Иван Толстой: Я отлично помню этот день, точнее вечер, – 2 июля 1977 года, ровно сорок лет назад. Я стоял у окна в ленинградской квартире и раскуривал трубку. Рядом шелестел и посвистывал радиоприемник. "Голос Америки" передавал новости. Дикторша, как и полагается, вполне бесстрастно произнесла: "В Швейцарии скончался русско-американский писатель Владимир Набоков".
И тут – стена рухнула, мир оборвался. Дикая тоска вдруг овладела мною, бессмысленность существования.
На что я, собственно, рассчитывал? На то, что он будет существовать всегда, как прежде – жил во мне, сколько я себя помнил. Причем, я и не думал, что его можно увидеть: Советский Союз все-таки вращался не на общей с планетой орбите, но некая надежда непонятно на что жила в душе. И вот его больше нет.
И почти сразу же, без паузы, я осознал: я буду о нем писать. Что писать? О чем именно? Я этого тогда, сорок лет назад, сказать бы не мог, да меня никто и не спрашивал, потому что обсуждать Набокова можно было в те времена только дома, с отцом или с двумя-тремя ближайшими друзьями.
Сейчас я понимаю, что тот порыв был признанием в любви, запоздалым и отчаянным.
К 19 годам я прочел практически все русские книги писателя – кое-что было у нас дома, кое-что мне привозил из Хельсинки однокурсник-финн. Его на таможне, к счастью, не обыскивали.
Сейчас было бы очень стыдно
В то время я только начал искать биографические сведения о своем кумире, но, слава Богу, не написал ничего. Сейчас было бы очень стыдно.
Прошло сорок лет. Все это время я собираю набоковские книги, редкие и редчайшие издания на русском и английском, фотографии его, газетные и журнальные публикации. Без особого фанатизма, но с удовольствием. Коллекция моя богатая, но любительская. Гимназическая, как сказали бы раньше. С ума по Набокову больше не схожу, но скажи мне, что где-то хранится его неизвестная рукопись, я бы тысячу километров пешком прошел, не задумавшись.

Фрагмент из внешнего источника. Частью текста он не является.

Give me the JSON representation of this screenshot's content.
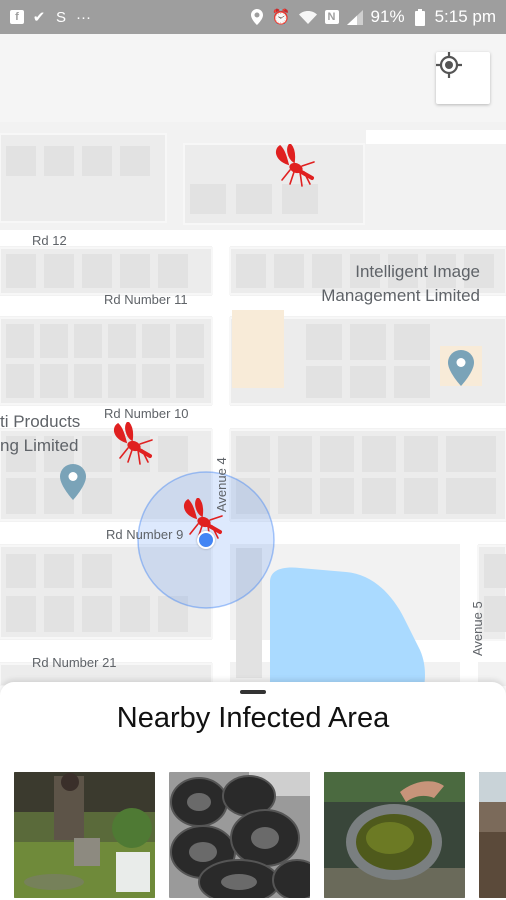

Но вот в этом году, не разрывая на себе никакой тельняшки, я попал в набоковский архив, хранящийся в Нью-Йоркской публичной библиотеке на углу 5-й авеню и 42-й улицы. Архив покоится в специальном помещении – в Коллекции братьев Берг (Berg Collection). Братья Генри и Альберт Берги собрали в течение своей жизни одну из самых впечатляющих подборок английской и американской литературы – редчайшие издания, рукописи и памятные вещи. В читальном зале, где я склонялся над манускриптами Набокова, в застекленных старинных шкафах молча стояли сотни изысканных кожаных переплетов – Теккерей и Диккенс, исторические монографии, библиографические обзоры.
Сюда, в эту сокровищницу, лет 15 назад были переданы из Монтрё набоковские бумаги. С тех пор они разобраны, расписаны, со многих страниц сделаны фотокопии. Архив мертвым грузом не лежит, исследователи изучают его, используют для своих статей и монографий, диссертаций и переводов. Но попасть сюда непросто: требуются разрешения от куратора и от литературного агента, заботящегося о соблюдении наследственного авторского права.

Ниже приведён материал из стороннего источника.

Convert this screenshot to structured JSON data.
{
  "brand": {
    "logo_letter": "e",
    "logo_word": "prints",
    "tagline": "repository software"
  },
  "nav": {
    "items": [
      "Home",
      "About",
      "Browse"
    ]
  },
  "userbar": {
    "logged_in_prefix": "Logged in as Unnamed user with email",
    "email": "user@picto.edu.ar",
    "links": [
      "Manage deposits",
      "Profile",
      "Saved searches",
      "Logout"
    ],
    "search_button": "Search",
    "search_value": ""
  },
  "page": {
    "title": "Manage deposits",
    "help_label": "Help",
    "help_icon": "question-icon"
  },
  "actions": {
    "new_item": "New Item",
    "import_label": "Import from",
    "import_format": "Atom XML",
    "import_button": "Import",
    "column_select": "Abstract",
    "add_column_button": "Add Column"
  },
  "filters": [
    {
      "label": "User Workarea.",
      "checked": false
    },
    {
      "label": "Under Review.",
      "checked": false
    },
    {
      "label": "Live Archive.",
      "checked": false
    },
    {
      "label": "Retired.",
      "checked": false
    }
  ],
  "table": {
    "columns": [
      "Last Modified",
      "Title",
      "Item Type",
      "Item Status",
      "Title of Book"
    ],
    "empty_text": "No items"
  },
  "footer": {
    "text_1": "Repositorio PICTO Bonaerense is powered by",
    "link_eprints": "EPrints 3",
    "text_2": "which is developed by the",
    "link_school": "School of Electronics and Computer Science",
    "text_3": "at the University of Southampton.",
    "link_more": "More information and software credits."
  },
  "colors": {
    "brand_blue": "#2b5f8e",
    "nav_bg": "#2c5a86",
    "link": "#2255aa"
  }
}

Архив богат: рукописи – беловые и черновые, переписка с друзьями, литераторами и издателями, семейные документы, записные книжки, газетные вырезки с первыми публикациями. Листаешь и понимаешь, как неправильно сложился в твоей голове миф о Набокове, якобы не хранящем своих черновиков и оставлявшем только безупречно отделанные, окончательные варианты текстов. Ничуть не бывало! Зачеркиваний, повторных исправлений, вписываний и вставок – как у Пушкина. Литературоведам хватит надолго. А иногда, листая до сих пор неизданную корреспонденцию, кажется, что можно написать еще одну набоковскую биографию – параллельную знаменитой двухтомной бойдовской, где с текстом Брайана Бойда не будет никаких совпадений: столько еще нерассказанного.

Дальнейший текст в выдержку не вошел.